Please email the OH Gold. Rescues for him.
My sis in town until 4/23 and I won't be online hardly at all.


----------



## mylissyk (Feb 25, 2007)

I just emailed all the OH rescues on the GRCA list.


----------



## BeauShel (May 20, 2007)

Oh he is gorgeous, I hope one of the rescues helps him


----------



## fostermom (Sep 6, 2007)

He is drop dead gorgeous! I hope someone gets him out ASAP.


----------



## mylissyk (Feb 25, 2007)

Golden Retriever Rescue Resource, Delta, OH responded to my email and said they have it covered. I hope that means he is tagged for rescue.


----------



## GrafixMuse (Dec 28, 2008)

mylissyk said:


> I just emailed all the OH rescues on the GRCA list.


Thank you


----------



## Rob's GRs (Feb 25, 2007)

I hope the rescue gets him, he is a handsome boy.


----------



## Karen519 (Aug 21, 2006)

*Hoping*

I'm hoping Golden Ret. Rescue Resource gets him.
He is gorgeous!!!


----------



## GoldenJoyx'stwo (Feb 25, 2007)

mylissyk said:


> Golden Retriever Rescue Resource, Delta, OH responded to my email and said they have it covered. I hope that means he is tagged for rescue.


I sure hope so! I do have an Ohio contact. Keep me posted.


----------



## kyguy78 (Apr 2, 2007)

At the same shelter they have this older Golden fella too. He is M1

http://www.petfinder.com/petnote/displaypet.cgi?petid=13498368


----------



## GrafixMuse (Dec 28, 2008)

The listing for "M5" has been removed. I hope he was adopted/rescued. Does anyone have an update?

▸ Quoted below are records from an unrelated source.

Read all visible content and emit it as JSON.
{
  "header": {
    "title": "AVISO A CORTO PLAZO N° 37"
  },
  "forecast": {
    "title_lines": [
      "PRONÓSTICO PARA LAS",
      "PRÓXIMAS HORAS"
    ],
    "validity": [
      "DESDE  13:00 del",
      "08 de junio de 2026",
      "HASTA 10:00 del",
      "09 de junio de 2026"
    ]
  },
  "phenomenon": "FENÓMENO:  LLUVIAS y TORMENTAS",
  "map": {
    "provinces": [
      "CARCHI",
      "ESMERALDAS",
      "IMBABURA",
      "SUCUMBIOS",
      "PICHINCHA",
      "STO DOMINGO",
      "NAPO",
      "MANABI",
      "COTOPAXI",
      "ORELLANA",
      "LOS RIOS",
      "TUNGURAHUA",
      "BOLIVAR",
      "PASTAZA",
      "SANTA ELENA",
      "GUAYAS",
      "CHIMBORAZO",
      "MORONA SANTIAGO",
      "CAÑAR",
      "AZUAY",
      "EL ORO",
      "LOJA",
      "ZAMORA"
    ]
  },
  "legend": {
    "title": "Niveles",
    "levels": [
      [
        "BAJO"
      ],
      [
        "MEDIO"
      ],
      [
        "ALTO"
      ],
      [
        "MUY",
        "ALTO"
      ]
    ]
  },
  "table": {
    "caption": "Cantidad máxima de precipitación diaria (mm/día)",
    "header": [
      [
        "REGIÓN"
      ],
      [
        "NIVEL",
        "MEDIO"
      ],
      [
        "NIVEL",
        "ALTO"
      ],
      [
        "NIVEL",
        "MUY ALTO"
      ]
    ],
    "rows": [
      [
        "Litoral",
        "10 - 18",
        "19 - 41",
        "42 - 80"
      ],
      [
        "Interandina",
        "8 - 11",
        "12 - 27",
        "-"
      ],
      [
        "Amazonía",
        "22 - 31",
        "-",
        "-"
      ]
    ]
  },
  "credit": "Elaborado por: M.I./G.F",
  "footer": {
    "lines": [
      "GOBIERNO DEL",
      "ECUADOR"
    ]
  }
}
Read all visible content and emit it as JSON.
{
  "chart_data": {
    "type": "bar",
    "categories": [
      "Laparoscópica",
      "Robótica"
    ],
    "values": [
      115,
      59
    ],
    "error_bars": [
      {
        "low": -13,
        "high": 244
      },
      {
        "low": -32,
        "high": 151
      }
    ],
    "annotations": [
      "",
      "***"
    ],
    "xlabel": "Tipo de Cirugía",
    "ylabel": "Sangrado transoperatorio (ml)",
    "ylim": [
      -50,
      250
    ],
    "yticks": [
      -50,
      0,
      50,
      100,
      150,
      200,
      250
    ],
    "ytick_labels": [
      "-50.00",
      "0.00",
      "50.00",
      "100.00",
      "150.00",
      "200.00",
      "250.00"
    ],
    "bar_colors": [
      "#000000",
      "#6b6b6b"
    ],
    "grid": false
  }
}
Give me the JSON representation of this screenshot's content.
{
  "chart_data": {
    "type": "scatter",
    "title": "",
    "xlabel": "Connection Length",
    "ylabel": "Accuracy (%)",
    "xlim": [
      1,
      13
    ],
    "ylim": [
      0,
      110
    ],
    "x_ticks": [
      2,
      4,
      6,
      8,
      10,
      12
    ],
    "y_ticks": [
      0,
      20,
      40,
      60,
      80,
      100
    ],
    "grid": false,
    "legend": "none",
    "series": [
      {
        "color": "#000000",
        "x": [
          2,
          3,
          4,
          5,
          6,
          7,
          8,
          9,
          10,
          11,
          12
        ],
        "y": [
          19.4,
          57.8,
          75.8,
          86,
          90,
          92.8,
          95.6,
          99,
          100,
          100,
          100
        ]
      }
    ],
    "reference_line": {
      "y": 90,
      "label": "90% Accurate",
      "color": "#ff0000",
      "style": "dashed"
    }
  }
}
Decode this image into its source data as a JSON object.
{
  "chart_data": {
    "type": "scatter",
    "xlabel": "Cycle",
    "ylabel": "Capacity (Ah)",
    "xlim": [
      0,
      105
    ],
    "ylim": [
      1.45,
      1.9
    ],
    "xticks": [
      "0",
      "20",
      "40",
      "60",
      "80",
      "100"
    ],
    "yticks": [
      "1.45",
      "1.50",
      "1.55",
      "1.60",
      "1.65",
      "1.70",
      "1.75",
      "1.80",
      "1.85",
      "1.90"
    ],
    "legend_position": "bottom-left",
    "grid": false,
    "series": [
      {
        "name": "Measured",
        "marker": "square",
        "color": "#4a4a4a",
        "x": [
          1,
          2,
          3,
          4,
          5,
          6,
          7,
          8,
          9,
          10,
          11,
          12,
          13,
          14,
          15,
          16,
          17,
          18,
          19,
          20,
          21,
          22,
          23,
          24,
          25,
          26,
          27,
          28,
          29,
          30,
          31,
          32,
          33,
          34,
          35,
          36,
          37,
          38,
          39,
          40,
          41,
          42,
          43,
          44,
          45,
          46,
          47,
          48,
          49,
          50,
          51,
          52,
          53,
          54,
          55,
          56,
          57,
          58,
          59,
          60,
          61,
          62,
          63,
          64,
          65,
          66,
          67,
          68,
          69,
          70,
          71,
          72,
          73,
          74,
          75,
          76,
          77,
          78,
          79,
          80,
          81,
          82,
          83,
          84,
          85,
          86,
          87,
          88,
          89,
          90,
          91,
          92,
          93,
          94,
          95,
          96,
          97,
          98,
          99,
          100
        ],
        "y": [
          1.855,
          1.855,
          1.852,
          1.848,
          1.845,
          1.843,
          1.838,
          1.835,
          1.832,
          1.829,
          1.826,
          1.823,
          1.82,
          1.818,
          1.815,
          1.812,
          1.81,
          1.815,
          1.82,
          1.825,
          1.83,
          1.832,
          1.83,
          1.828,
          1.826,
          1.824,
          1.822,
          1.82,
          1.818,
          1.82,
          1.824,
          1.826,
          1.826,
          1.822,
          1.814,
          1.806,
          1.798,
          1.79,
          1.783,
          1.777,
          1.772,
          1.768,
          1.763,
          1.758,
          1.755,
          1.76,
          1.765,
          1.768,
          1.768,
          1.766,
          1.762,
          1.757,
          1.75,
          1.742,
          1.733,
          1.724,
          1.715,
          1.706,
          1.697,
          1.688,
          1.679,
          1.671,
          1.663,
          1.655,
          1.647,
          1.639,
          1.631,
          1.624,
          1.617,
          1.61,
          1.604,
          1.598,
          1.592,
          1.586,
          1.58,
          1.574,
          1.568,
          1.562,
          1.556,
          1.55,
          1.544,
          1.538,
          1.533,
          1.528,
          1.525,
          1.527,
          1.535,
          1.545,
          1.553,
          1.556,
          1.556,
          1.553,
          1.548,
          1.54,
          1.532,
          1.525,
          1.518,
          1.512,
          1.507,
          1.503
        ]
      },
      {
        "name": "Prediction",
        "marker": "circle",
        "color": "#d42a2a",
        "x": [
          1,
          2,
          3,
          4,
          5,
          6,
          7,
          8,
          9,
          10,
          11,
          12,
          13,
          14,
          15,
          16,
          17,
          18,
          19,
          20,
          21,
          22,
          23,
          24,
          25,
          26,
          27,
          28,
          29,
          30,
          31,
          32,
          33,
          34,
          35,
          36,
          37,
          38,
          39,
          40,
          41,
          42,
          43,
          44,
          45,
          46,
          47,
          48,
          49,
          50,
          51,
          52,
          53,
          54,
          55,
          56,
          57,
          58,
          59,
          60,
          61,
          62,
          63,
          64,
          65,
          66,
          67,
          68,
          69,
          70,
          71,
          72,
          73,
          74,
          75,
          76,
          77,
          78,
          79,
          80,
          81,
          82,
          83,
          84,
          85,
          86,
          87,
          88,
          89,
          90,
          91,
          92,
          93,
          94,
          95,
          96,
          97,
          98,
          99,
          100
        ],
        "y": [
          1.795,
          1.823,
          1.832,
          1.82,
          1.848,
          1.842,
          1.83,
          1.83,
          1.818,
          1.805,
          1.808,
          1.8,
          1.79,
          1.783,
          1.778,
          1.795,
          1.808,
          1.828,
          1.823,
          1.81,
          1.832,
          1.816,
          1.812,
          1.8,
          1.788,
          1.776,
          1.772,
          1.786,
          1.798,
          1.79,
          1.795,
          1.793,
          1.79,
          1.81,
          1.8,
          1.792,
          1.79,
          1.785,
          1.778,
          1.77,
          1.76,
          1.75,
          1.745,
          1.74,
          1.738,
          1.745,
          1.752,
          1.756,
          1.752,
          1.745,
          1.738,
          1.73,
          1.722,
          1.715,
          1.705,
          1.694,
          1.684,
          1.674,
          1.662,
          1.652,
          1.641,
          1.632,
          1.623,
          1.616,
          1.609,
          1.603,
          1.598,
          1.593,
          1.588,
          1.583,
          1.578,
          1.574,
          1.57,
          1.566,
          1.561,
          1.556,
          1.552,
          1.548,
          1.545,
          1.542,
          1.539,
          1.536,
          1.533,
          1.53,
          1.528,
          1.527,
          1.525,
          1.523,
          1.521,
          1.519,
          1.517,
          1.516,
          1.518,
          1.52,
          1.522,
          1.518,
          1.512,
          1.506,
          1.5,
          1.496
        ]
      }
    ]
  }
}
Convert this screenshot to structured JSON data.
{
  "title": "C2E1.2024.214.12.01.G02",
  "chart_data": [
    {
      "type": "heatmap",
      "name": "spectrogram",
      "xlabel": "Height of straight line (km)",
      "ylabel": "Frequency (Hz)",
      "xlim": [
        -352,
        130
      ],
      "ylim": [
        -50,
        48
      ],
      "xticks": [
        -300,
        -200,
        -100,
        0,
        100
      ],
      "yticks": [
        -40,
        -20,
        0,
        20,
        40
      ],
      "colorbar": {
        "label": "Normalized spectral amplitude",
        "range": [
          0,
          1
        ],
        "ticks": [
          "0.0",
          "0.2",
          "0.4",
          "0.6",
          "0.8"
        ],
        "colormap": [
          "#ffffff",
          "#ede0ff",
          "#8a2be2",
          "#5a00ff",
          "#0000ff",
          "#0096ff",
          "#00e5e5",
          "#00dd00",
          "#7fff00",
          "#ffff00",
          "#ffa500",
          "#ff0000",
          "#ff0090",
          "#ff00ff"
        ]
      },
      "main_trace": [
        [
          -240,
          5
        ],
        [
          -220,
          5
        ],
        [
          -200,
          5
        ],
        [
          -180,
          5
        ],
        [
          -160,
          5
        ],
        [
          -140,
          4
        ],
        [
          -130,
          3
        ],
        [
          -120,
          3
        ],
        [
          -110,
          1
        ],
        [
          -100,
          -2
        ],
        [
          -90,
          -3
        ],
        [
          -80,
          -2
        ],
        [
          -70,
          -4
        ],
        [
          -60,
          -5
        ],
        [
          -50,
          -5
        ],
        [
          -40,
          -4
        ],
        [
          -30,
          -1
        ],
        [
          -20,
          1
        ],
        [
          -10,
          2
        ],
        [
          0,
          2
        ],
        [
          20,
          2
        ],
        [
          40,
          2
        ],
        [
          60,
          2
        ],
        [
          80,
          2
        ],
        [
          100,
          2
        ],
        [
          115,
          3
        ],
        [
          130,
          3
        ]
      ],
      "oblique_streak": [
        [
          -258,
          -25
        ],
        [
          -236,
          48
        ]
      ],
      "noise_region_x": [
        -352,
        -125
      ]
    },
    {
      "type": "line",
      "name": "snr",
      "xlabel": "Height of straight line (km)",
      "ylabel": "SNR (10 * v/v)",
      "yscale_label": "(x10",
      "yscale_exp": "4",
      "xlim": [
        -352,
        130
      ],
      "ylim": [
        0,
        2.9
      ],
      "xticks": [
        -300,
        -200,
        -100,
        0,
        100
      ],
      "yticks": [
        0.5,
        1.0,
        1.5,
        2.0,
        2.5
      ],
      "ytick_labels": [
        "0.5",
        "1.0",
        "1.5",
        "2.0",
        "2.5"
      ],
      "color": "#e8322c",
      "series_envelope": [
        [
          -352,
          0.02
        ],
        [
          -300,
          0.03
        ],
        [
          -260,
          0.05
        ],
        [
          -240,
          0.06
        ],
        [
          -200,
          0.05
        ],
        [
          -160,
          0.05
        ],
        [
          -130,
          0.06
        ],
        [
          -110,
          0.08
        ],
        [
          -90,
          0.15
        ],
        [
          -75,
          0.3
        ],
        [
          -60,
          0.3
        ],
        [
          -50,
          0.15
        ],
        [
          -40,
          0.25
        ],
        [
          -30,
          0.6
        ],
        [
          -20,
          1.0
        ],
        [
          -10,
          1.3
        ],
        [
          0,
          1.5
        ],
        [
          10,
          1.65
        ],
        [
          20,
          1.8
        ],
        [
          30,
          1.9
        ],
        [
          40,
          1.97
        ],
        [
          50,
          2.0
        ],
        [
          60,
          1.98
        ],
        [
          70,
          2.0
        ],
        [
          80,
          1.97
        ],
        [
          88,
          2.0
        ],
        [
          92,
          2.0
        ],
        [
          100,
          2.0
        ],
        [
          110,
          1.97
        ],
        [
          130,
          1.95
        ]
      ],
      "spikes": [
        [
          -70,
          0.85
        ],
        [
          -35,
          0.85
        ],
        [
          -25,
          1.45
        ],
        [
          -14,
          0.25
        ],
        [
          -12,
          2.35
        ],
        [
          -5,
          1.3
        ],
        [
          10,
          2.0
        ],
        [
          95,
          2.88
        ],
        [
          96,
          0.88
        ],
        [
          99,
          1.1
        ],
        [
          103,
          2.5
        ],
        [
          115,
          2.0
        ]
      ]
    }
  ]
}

Max is still on Petfinder: http://www.petfinder.com/petnote/displaypet.cgi?petid=13498368

Look at his curly coat. Is he what would be considered a "Doodle?"


----------



## CarolinaCasey (Jun 1, 2007)

No, I don't think that he's a doodle. But he sure is cute!! Were the rescues told about him, too??


----------